Agli altri diceva di mangiare di più e lui per sé si prendeva mezzo piatto di capelli d’angelo in bianco e una bistecca. Basta. Ed era persino un grande cuoco. In Versilia ricordo che era straordinario: la sera voleva a tutti i costi preparare la cena e la sua vocazione era quella di fare il pesce.
Non essendo un grande mangiatore, era un cuoco.
Amava vedere gli altri mangiare quello che lui preparava. Inoltre in lui ho sempre trovato un interlocutore alla pari. Nonostante io sia non vedente, non ho mai avvertito qualcosa in lui che mi facesse sentire diverso. Dal primo momento in cui ci siamo incontrati all’hotel Carlton di Bologna e mi invitò a cena, ho sempre intrattenuto con lui un rapporto straordinariamente perfetto. Un rapporto del tutto naturale.
Mentre, al contrario, non era naturale il suo rapporto col mondo del teatro. E anche coi singoli attori. Il modo col quale ha concepito la Lectura Dantis, per esempio, o il tentativo di applicare la phonè: io lo seguivo su queste cose ed ero incuriosito e stimolato, pur essendo impegnato nella politica. E avvertii in lui diverse volte un senso di insofferenza nei confronti del teatro militante.
È vero, era insofferente. Tante volte lo ha anche manifestato. Per esempio, è l’unico attore che non ha mai nascosto un suo particolare vizio. Quello di farsi montare dietro la quinta centrale del palcoscenico un televisore e una radio perché potesse seguire i risultati delle partite quando non era in scena durante i Matinée della domenica.
Mi preme molto riuscire a far emergere l’esigenza di riprendere la sua stessa capacità generalizzante. Perché c’è una caduta di tensione impressionante e la phonè può diventare una chiave di interpretazione ben più ampia, tenendo conto di quanto si sono affinati oggi gli strumenti.
Basti vedere la differenza tra Carmelo e gli altri grandi protagonisti di allora, Eduardo De Filippo per esempio. Quando parlai con Eduardo e gli spiegai la fonica, lui non capiva e mi chiese che bisogno ci fosse di spendere così tanto per una cosa del genere. Io ho un amico a Napoli, diceva, e quando ho bisogno chiedo a lui di mandarmi il microfono e la cassa.
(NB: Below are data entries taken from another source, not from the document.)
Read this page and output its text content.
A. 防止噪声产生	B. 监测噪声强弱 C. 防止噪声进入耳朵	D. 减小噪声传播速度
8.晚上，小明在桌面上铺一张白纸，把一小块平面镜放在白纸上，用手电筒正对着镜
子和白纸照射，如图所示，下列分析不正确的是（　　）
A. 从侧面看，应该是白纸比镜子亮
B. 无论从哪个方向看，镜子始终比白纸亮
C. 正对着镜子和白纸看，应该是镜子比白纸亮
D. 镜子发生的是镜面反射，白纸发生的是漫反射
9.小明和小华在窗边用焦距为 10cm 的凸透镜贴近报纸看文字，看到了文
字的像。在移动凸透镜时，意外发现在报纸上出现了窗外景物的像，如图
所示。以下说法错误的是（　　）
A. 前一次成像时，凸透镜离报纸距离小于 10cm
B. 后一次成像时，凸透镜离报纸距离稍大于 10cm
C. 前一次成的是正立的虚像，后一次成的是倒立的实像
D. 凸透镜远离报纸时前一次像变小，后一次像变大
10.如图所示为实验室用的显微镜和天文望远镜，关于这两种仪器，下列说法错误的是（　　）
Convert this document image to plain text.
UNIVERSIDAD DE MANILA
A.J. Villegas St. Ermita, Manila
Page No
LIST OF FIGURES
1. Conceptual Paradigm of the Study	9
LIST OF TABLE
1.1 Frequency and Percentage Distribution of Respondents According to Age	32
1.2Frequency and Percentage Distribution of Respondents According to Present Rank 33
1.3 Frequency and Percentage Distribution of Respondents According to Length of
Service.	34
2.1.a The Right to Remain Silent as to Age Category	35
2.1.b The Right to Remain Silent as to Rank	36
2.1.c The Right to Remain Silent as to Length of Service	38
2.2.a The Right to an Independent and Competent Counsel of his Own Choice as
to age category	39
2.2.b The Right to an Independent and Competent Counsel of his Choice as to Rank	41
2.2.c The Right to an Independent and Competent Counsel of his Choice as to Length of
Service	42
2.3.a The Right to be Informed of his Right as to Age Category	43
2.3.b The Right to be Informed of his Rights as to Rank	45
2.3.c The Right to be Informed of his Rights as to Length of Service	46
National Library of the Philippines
Eduardo diceva: se il teatro è buono mi sentiranno tutti, se non è buono qualcuno mi sentirà bene e qualcun altro meno.
Eduardo non capiva che per Carmelo il problema della phonè non era di interpretazione del testo, bensì di superamento del testo, di riscrittura, di ricreatività del testo. Non a caso io per nessuno userei la definizione che riservo per Carmelo: l’attore creativo. L’unico attore creativo del nostro tempo. Non ce ne sono altri.
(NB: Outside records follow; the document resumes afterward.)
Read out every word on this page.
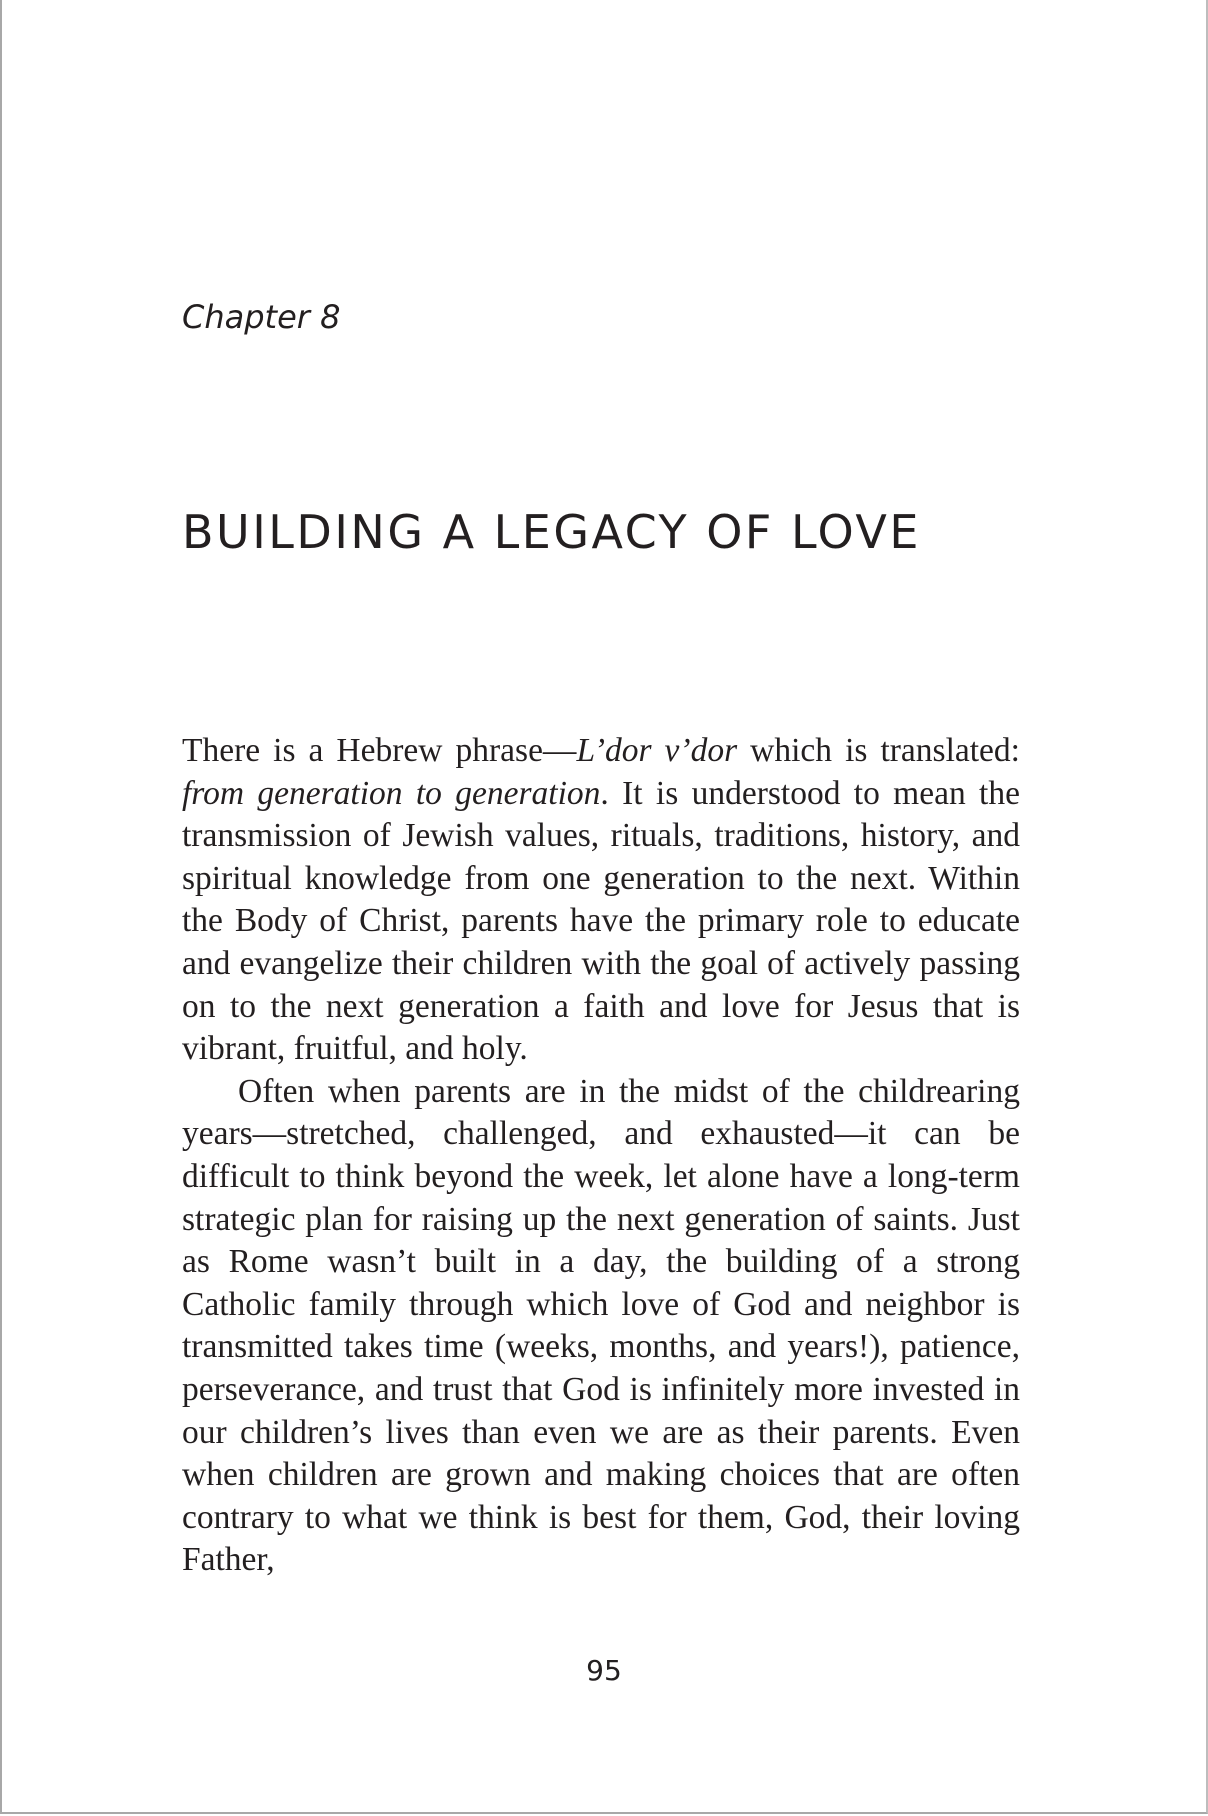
Chapter 8
BUILDING A LEGACY OF LOVE

There is a Hebrew phrase—L’dor v’dor which is translated: from generation to generation. It is understood to mean the transmission of Jewish values, rituals, traditions, history, and spiritual knowledge from one generation to the next. Within the Body of Christ, parents have the primary role to educate and evangelize their children with the goal of actively passing on to the next generation a faith and love for Jesus that is vibrant, fruitful, and holy.

Often when parents are in the midst of the childrearing years—stretched, challenged, and exhausted—it can be difficult to think beyond the week, let alone have a long-term strategic plan for raising up the next generation of saints. Just as Rome wasn’t built in a day, the building of a strong Catholic family through which love of God and neighbor is transmitted takes time (weeks, months, and years!), patience, perseverance, and trust that God is infinitely more invested in our children’s lives than even we are as their parents. Even when children are grown and making choices that are often contrary to what we think is best for them, God, their loving Father,

95
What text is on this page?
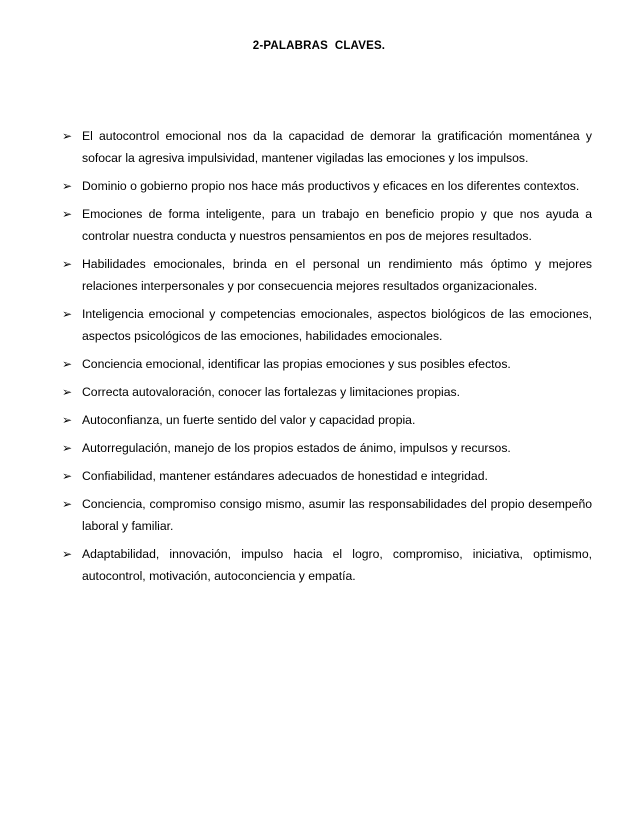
2-PALABRAS  CLAVES.
➢ El autocontrol emocional nos da la capacidad de demorar la gratificación momentánea y sofocar la agresiva impulsividad, mantener vigiladas las emociones y los impulsos.
➢ Dominio o gobierno propio nos hace más productivos y eficaces en los diferentes contextos.
➢ Emociones de forma inteligente, para un trabajo en beneficio propio y que nos ayuda a controlar nuestra conducta y nuestros pensamientos en pos de mejores resultados.
➢ Habilidades emocionales, brinda en el personal un rendimiento más óptimo y mejores relaciones interpersonales y por consecuencia mejores resultados organizacionales.
➢ Inteligencia emocional y competencias emocionales, aspectos biológicos de las emociones, aspectos psicológicos de las emociones, habilidades emocionales.
➢ Conciencia emocional, identificar las propias emociones y sus posibles efectos.
➢ Correcta autovaloración, conocer las fortalezas y limitaciones propias.
➢ Autoconfianza, un fuerte sentido del valor y capacidad propia.
➢ Autorregulación, manejo de los propios estados de ánimo, impulsos y recursos.
➢ Confiabilidad, mantener estándares adecuados de honestidad e integridad.
➢ Conciencia, compromiso consigo mismo, asumir las responsabilidades del propio desempeño laboral y familiar.
➢ Adaptabilidad, innovación, impulso hacia el logro, compromiso, iniciativa, optimismo, autocontrol, motivación, autoconciencia y empatía.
Tu apprezzerai sicuramente questa inclinazione alla ricreazione del testo attraverso la musicalità. Quello a cui sto lavorando adesso è proprio questo: dimostrare che Carmelo non era una voce recitante ma era una voce concertante. Cantava e suonava.
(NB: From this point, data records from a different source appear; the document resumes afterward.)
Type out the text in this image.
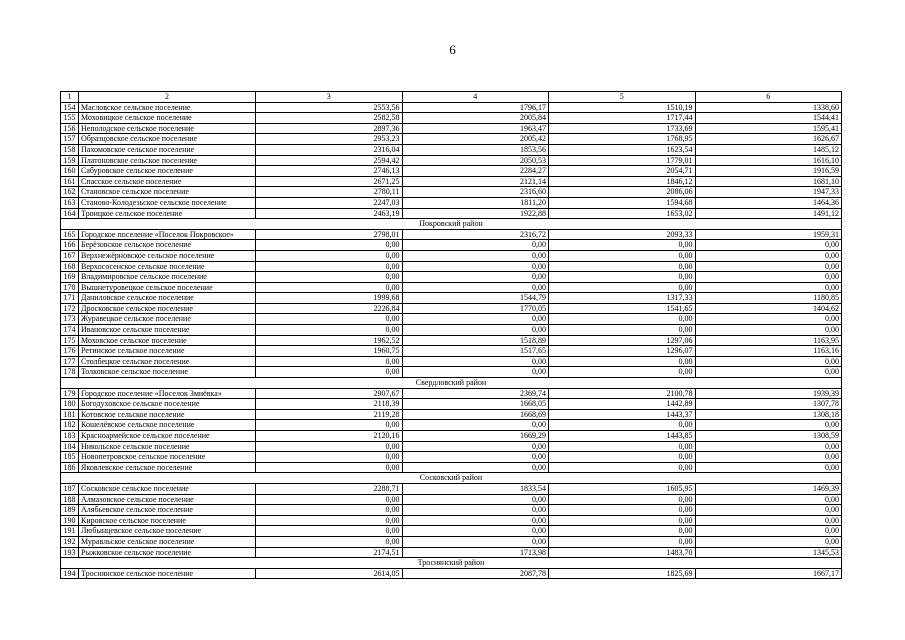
6
1	2	3	4	5	6
154	Масловское сельское поселение	2553,56	1796,17	1510,19	1338,60
155	Моховицкое сельское поселение	2582,58	2005,84	1717,44	1544,41
156	Неполодское сельское поселение	2897,36	1963,47	1733,69	1595,41
157	Образцовское сельское поселение	2953,23	2005,42	1768,95	1626,67
158	Пахомовское сельское поселение	2316,04	1853,56	1623,54	1485,12
159	Платоновское сельское поселение	2594,42	2050,53	1779,01	1616,10
160	Сабуровское сельское поселение	2746,13	2284,27	2054,71	1916,59
161	Спасское сельское поселение	2671,25	2121,14	1846,12	1681,10
162	Становское сельское поселение	2780,11	2316,60	2086,06	1947,33
163	Станово-Колодезьское сельское поселение	2247,03	1811,20	1594,68	1464,36
164	Троицкое сельское поселение	2463,19	1922,88	1653,02	1491,12
Покровский район					
165	Городское поселение «Поселок Покровское»	2798,01	2316,72	2093,33	1959,31
166	Берёзовское сельское поселение	0,00	0,00	0,00	0,00
167	Верхнежёрновское сельское поселение	0,00	0,00	0,00	0,00
168	Верхососенское сельское поселение	0,00	0,00	0,00	0,00
169	Владимировское сельское поселение	0,00	0,00	0,00	0,00
170	Вышнетуровецкое сельское поселение	0,00	0,00	0,00	0,00
171	Даниловское сельское поселение	1999,68	1544,79	1317,33	1180,85
172	Дросковское сельское поселение	2226,84	1770,05	1541,65	1404,62
173	Журавецкое сельское поселение	0,00	0,00	0,00	0,00
174	Ивановское сельское поселение	0,00	0,00	0,00	0,00
175	Моховское сельское поселение	1962,52	1518,89	1297,06	1163,95
176	Ретинское сельское поселение	1960,75	1517,65	1296,07	1163,16
177	Столбецкое сельское поселение	0,00	0,00	0,00	0,00
178	Толковское сельское поселение	0,00	0,00	0,00	0,00
Свердловский район					
179	Городское поселение «Поселок Змиёвка»	2907,67	2369,74	2100,78	1939,39
180	Богодуховское сельское поселение	2118,39	1668,05	1442,89	1307,78
181	Котовское сельское поселение	2119,28	1668,69	1443,37	1308,18
182	Кошелёвское сельское поселение	0,00	0,00	0,00	0,00
183	Красноармейское сельское поселение	2120,16	1669,29	1443,85	1308,59
184	Никольское сельское поселение	0,00	0,00	0,00	0,00
185	Новопетровское сельское поселение	0,00	0,00	0,00	0,00
186	Яковлевское сельское поселение	0,00	0,00	0,00	0,00
Сосковский район					
187	Сосковское сельское поселение	2288,71	1833,54	1605,95	1469,39
188	Алмазовское сельское поселение	0,00	0,00	0,00	0,00
189	Алябьевское сельское поселение	0,00	0,00	0,00	0,00
190	Кировское сельское поселение	0,00	0,00	0,00	0,00
191	Любынцевское сельское поселение	0,00	0,00	0,00	0,00
192	Муравльское сельское поселение	0,00	0,00	0,00	0,00
193	Рыжковское сельское поселение	2174,51	1713,98	1483,70	1345,53
Троснянский район					
194	Троснянское сельское поселение	2614,05	2087,78	1825,69	1667,17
Mi viene in mente una definizione di Muccio sulla musica. Il godimento delle passioni in se stesse. Carmelo cerca il godimento, la sua proiezione artistica è proprio il godimento in se stesso di quella che è la passione teatrale.
È questa la sua grandezza, la sua forza. E si vede oggi più di allora.
Infatti c’erano diversi amici che allora non lo amavano. Anzi, erano stupiti che io gli dessi così tanta considerazione, anche perché io sono piuttosto selettivo. Non è facile che dia così tanta importanza a qualcuno.
Se la Puglia riuscisse davvero a fare qualcosa per dare a Carmelo una continuità sarebbe magnifico. Il ruolo che può avere non è tanto quello di madre di Carmelo ma quello di riconoscimento universale. Dalla Puglia, Carmelo può essere ricondotto nel cuore dell’attenzione internazionale.
Sono d’accordo. È proprio questo il mio scopo.